To make true progress, don’t forget the people

On
15 October 1964, Khrushchev was deposed by Brezhnev in the USSR,
"Old" Labour won a narrow election victory and Harold Wilson became
Prime Minister. On this historic day, I passed my driving test, and four days
later I joined Ford. The stage was set for my motor industry career spanning
more than 36 years, the last 20 of them as personnel director of Peugeot.

The
personnel and, more specifically, the industrial relations environment of the
mid-1960s was vastly different from that of today. The "English disease"
of unofficial strikes, walk-outs, lock-outs and stoppages was endemic. I worked
in the Dagenham foundry at the time of levies, bureaucracy and excellent
training, and learned a great deal about the value of good communications. The
Government was heavily involved in industrial relations.

Wilson
gave way to Heath as I moved to Chrysler in 1969. It was an era of strikes and
wage freezes and trips to London to the Wages and Price Commission, the
three-day week and petrol rationing. At Chrysler in Coventry, the Meridian
Cooperative was refused further financial assistance to build Triumph
motorbikes. Chrysler UK, with almost 20,000 employees, looked doomed when in
1978 Peugeot stepped in and bought it for $1.

In
1979, Thatcher came to power ñ industrial relations were about to change
dramatically. The miners warmed up for their most ambitious dispute by turning
down a 20 per cent pay award. Thatcher pursued privatisation and over the
winter of 1984/85 won her biggest battle against Scargill and the miners.

The
stage was set for the most significant transformation of industrial relations
as the Conservative government introduced rafts of legislation to control
unions.

A
more significant trend had been emerging for the motor industry long before
Nissan opened its factory in Sunderland in 1986. Worldwide competition has
grown at unprecedented rates and the response had picked up pace in the
preceding 20 years.

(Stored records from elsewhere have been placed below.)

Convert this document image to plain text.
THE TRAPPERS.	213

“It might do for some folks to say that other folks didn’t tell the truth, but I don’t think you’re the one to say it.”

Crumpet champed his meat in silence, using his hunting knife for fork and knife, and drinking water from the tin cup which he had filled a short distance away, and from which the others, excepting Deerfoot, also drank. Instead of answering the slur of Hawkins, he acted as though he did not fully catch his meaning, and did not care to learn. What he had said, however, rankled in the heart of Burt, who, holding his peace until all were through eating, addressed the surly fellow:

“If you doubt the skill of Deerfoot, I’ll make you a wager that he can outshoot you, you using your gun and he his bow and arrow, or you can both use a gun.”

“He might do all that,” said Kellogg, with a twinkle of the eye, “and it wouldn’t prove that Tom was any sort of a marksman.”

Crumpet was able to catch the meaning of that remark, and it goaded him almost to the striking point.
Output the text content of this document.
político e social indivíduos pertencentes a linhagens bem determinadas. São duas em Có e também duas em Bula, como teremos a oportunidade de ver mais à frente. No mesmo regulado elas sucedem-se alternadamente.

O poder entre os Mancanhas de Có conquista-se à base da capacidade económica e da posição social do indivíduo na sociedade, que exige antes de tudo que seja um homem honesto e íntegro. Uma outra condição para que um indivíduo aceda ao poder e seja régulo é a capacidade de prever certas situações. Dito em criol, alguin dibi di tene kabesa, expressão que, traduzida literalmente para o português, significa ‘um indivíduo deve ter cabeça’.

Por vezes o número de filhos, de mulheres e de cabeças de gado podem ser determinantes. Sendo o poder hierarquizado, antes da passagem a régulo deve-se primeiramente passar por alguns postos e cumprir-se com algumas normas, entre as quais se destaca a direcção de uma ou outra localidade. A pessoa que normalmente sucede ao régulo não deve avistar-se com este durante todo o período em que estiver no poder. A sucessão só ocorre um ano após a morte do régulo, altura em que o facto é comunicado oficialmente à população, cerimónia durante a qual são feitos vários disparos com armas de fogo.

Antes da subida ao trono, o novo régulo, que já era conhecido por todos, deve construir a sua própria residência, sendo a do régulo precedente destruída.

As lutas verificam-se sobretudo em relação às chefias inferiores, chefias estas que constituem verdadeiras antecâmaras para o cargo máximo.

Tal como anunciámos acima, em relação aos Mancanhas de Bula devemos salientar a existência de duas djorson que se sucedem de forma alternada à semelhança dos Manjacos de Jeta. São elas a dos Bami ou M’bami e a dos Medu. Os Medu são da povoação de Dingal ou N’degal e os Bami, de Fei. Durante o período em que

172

Today, more organisations in this country are genuinely
world class.

Advances
in Peugeot, with improved employee communication at its heart, have facilitated
the achievements of the individual’s potential. Employees are better informed
and so more receptive to the introduction of flexible working. Improved
productivity, reduced costs, outstanding quality and excellent industrial
relations brought the Peugeot 206 to our Ryton factory. We reorganised our
working week, introduced annualised hours and recruited 1,000 extra people to
work a Friday, Saturday, Sunday shift pattern. The resulting 35 per cent improvement
in production meant we had a seven-day week scheduled production operation in
the UK, the first in any European plant.

There
will be more developments to come that will shape the work of the personnel
department. But personnel professionals must always remember that at the heart
of the progress are, most importantly, the people.